This Startup is Sending Red Wine Into Space

As the “final frontier” has become more accessible than ever before, more startups and organisations are looking to perform ambitious research projects in outer space. French startup Space Cargo Unlimited has undertaken such an initiative to further the science of food and agriculture—by sending 12 bottles of red wine into space.

The idea for the project started five years ago when Nicolas Gaume, director of Space Cargo Unlimited and serial entrepreneur, along with Emmanuel Etcheparre, creator of social network Wine Alley, pondered how the world will be forced to find solutions to adapt agriculture to global warming.

“We started from the realisation that there was a lot of academic research in space on the subject but not much was applicable, which leaves a huge potential for exploration at a time when the costs of access to space are decreasing,” Gaume told regional French newspaper Sud Ouest.
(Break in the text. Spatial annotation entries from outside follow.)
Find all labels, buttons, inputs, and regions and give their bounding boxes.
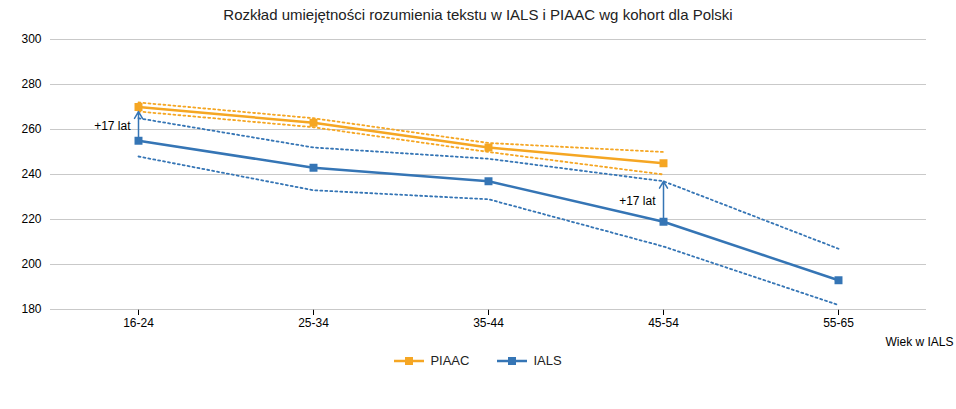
svg-text:Wiek w IALS: Wiek w IALS bbox=[885, 335, 953, 349]
svg-text:25-34: 25-34 bbox=[298, 316, 329, 330]
svg-text:55-65: 55-65 bbox=[823, 316, 854, 330]
svg-text:260: 260 bbox=[21, 122, 41, 136]
svg-text:16-24: 16-24 bbox=[123, 316, 154, 330]
html-text:Rozkład umiejętności rozumieni: Rozkład umiejętności rozumienia tekstu w… bbox=[223, 6, 733, 23]
svg-text:180: 180 bbox=[21, 302, 41, 316]
svg-text:200: 200 bbox=[21, 257, 41, 271]
svg-text:+17 lat: +17 lat bbox=[619, 194, 656, 208]
svg-text:280: 280 bbox=[21, 77, 41, 91]
svg-text:+17 lat: +17 lat bbox=[94, 119, 131, 133]
svg-text:35-44: 35-44 bbox=[473, 316, 504, 330]
svg-text:45-54: 45-54 bbox=[648, 316, 679, 330]
svg-text:220: 220 bbox=[21, 212, 41, 226]
svg-text:240: 240 bbox=[21, 167, 41, 181]
svg-text:300: 300 bbox=[21, 32, 41, 46]
html-text:IALS: IALS bbox=[533, 353, 562, 368]
html-text:PIAAC: PIAAC bbox=[430, 353, 470, 368]
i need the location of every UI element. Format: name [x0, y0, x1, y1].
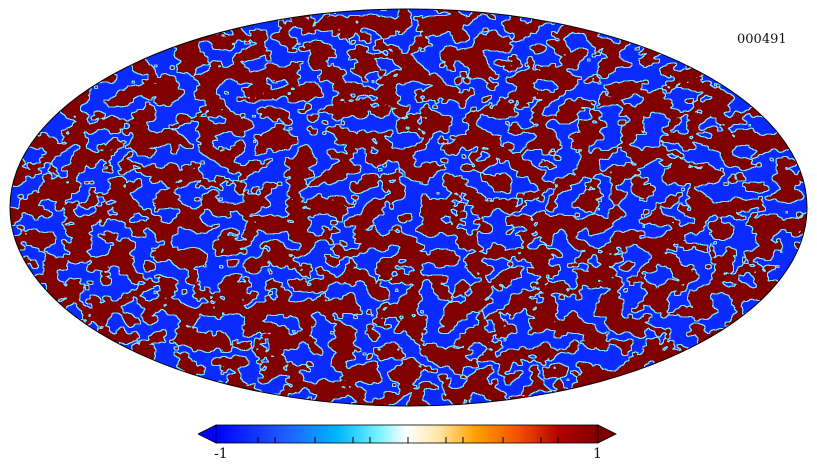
colorbar-max-label: 1: [593, 446, 602, 462]
sky-fluctuation-field: [10, 9, 807, 406]
colorbar-min-arrow: [198, 424, 217, 444]
colorbar: [198, 424, 617, 444]
colorbar-ticks: [215, 437, 599, 443]
colorbar-max-arrow: [597, 424, 617, 444]
map-outline: [9, 8, 808, 407]
colorbar-min-label: -1: [214, 446, 228, 462]
map-id-label: 000491: [737, 32, 787, 47]
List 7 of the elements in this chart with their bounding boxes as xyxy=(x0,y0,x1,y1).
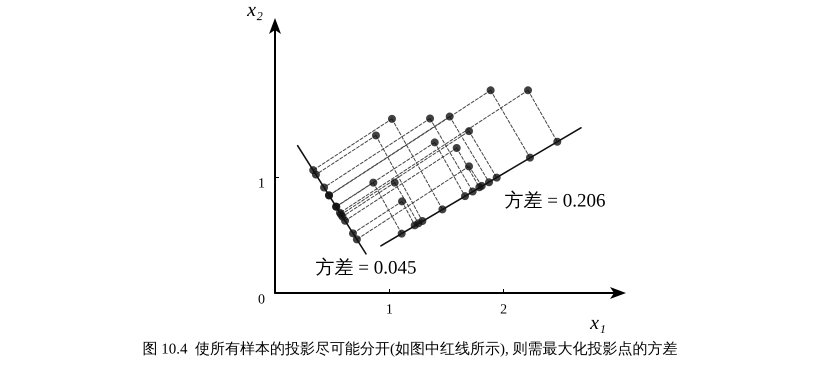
annotation: 方差 = 0.206 xyxy=(504,190,606,212)
x-axis-title: x₁ xyxy=(589,312,606,334)
y-axis-title: x₂ xyxy=(246,0,264,21)
x-tick-label: 2 xyxy=(500,302,508,318)
caption: 图 10.4 使所有样本的投影尽可能分开(如图中红线所示), 则需最大化投影点的方差 xyxy=(142,340,678,358)
y-tick-label: 0 xyxy=(258,292,265,308)
annotation: 方差 = 0.045 xyxy=(316,256,416,278)
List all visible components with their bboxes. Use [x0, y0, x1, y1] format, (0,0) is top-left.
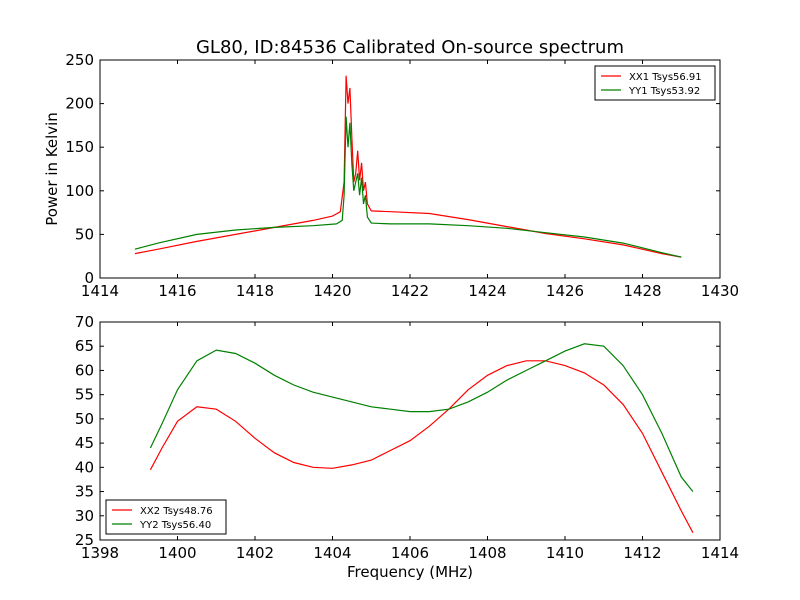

This eventually led to “Mission WISE (Vitis Vinum In Spatium Experimentia),” the first-ever private initiative for applied global research conducted at the International Space Station, as well as two Bordeaux-based companies, Space Cargo Unlimited and its biotechnology counterpart Space Biology Unlimited. WISE is a three-year initiative to investigate the implications that micro-gravity and the space environment may have on the health, agri-food and medical sectors.

Bottle of wine in metal canister
Photo credit: Space Cargo Unlimited

On 2 November, the company launched a Northrop Grumman rocket with 12 Bordeaux wines and 3,700 kilograms of research and supply cargo from a NASA launchpad in the US state of Virginia, as reported by Decanter.

As part of NASA’s CommuBioS (Complex Micro(μ)-Biological System) programme, the company will study the effects of a space environment—including weightlessness and radiation—on complex liquids.

The initiative has applications for uses in both outer space and on Earth, according to NASA. Studying how the space environment affects complex liquids could lead to improved storage methods that reduce potential negative effects during long-term space missions. By studying how the components of wine change during the project, researchers may be able to apply the findings to further developments in food production, medications, long-term storage, agriculture, health and physiology.

“Aging wine incorporates some of the essential elements of the terrestrial biological ecosystem, such as yeasts, bacteria, crystals, colloids and polyphenols,” Etcheparre explained. “However, this complex process is still poorly understood, particularly with regard to the evolution of the chemical composition of wine.”

The bottles will be stored at the International Space Station in two dedicated enclosures that were shipped along with the wine. After 12 months at a constant 18 degrees Celsius, the bottles will be returned to Earth and compared to a set of control wine. Researchers will also review environmental data and conduct physical, chemical, biological and organoleptic analyses.

“We are convinced that there is no planet B, and we want to trace, with space, the path of our future by contributing to the invention of agriculture, food and the health of tomorrow,” Gaume proclaimed.